Durability, observability & control

What are Determinism and Replay for AI Agents?

Also called: replay, deterministic execution

Updated July 6, 2026
Quick Definition

Determinism and replay describe how a durable runtime makes non-deterministic agent runs reproducible: every step result — each LLM response, tool output, and decision — is recorded as it happens, so the run can later be reconstructed step by step from the record instead of re-executing the model or its side effects.

Why determinism and replay matter

Two production problems share one root cause. The first is reproducibility: a model given the same prompt twice may answer differently, so investigating an agent failure by re-running the agent produces a different conversation than the one that failed. The bug being chased may simply not happen again. The second is recovery: when a process dies halfway through a run, resuming it — the heart of crash recovery — is only safe if the runtime can restore the exact position of the run without executing anything twice. Re-executing a completed payment step charges the customer again.

Both problems dissolve if every non-deterministic result is recorded the moment it is produced, and the run can be rebuilt from those records at will.

How it works

The mechanism is record-and-replay, inherited from durable workflow engines:

  1. During live execution, every non-deterministic operation — each model call, tool call, and external read — runs exactly once, and its result is appended to the run record.
  2. The orchestration logic around those operations is kept deterministic: given the same sequence of recorded results, it always takes the same path through the control flow.
  3. To replay, the runtime walks that control flow again, but wherever a recorded operation appears it substitutes the stored result instead of executing it. No model is called, no side effect repeats, and the walk arrives at the identical state every time.
  4. Replay stops at the first step with no recorded result, and live execution takes over from there — which is exactly how a resumed run continues after a crash.

Replay vs. re-run

A re-run executes everything again: new model calls, new tool calls, new side effects — and, because the model is non-deterministic, quite possibly a different outcome. A replay executes nothing external. It reconstructs a past run from its recorded step results, so it is fast, free of side effects, and lands on the same state every time. A re-run answers what would happen now; a replay answers what happened then. Confusing the two is expensive: re-running an agent that already sent an email sends it twice.

In practice

In a durable runtime, recording is not an optional debugging mode but the substrate of durable execution itself: each step result is checkpointed into the execution history, and replaying from that history is how a healthy worker resumes a run that a dead one left behind. The same records support evaluation of prompt or logic changes against real past runs rather than synthetic tests. For the rationale behind recording every step, see why a durable runtime.

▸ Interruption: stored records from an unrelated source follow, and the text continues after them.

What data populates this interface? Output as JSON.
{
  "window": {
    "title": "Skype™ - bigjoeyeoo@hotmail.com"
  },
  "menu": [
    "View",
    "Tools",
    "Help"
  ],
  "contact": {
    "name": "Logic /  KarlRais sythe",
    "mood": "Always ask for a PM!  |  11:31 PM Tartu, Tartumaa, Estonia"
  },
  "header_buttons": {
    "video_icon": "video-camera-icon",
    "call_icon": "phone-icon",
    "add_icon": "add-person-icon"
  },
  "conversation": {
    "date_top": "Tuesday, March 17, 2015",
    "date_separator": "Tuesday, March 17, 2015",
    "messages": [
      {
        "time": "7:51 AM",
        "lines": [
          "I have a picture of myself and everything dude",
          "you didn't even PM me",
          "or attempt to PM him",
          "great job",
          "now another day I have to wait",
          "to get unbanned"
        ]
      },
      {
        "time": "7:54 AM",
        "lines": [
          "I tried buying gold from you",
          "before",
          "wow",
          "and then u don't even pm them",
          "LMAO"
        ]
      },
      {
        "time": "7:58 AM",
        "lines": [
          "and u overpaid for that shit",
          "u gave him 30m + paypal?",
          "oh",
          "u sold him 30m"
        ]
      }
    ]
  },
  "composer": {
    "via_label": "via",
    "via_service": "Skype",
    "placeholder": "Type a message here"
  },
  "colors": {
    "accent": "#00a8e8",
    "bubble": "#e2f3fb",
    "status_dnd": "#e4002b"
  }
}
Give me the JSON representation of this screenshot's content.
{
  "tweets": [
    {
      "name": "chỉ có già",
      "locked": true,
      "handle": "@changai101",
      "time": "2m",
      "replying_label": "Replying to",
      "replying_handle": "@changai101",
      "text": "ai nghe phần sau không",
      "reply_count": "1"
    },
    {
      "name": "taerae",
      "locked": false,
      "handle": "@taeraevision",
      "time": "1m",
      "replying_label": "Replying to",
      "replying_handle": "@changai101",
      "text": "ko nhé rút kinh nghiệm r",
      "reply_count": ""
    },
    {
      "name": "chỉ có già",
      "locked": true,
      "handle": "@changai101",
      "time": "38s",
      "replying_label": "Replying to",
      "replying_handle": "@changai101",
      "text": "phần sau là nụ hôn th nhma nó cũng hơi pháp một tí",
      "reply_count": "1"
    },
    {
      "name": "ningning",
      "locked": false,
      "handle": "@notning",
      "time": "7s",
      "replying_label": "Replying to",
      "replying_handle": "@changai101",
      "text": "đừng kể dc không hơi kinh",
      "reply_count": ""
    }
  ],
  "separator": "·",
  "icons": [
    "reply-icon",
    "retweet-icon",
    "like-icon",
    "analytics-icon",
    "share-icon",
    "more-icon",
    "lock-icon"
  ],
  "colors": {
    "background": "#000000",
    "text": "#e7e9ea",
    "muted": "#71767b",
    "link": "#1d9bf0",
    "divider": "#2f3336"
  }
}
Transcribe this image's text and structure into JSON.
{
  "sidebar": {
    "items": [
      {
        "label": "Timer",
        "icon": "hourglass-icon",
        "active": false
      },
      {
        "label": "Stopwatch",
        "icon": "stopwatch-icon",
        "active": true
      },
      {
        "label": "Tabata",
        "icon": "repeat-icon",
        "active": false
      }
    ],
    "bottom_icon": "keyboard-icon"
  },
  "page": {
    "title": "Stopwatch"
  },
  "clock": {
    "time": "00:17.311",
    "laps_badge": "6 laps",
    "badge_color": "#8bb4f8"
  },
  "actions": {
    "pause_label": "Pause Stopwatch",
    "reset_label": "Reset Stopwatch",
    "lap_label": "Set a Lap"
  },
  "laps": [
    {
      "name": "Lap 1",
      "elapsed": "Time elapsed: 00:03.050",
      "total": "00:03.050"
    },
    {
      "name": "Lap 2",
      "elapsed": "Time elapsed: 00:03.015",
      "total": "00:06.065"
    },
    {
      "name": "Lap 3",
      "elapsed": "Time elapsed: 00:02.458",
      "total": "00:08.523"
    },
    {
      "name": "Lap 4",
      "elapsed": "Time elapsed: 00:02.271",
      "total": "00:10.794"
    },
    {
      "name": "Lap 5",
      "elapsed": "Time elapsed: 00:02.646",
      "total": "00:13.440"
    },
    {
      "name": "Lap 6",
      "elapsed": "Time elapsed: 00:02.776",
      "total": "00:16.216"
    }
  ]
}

Frequently asked questions

How can replay work when LLM outputs are non-deterministic?

The runtime never asks the model the same question twice. Each model output is recorded the first time it is produced, and replay substitutes the recorded output instead of calling the model again, so the non-determinism is captured once and then frozen.

What is replay actually used for?

Crash recovery, where a fresh worker replays the record to resume a run mid-flight; debugging, where an engineer steps through exactly what a past run saw and did; and evaluation, where changes to prompts or logic are assessed against recorded runs rather than live traffic.

Does determinism limit what an agent can do?

No. The determinism requirement applies to the orchestration code around the agent, not to the agent itself. The model reasons freely and tools behave normally during live execution; only the record of what they returned is fixed.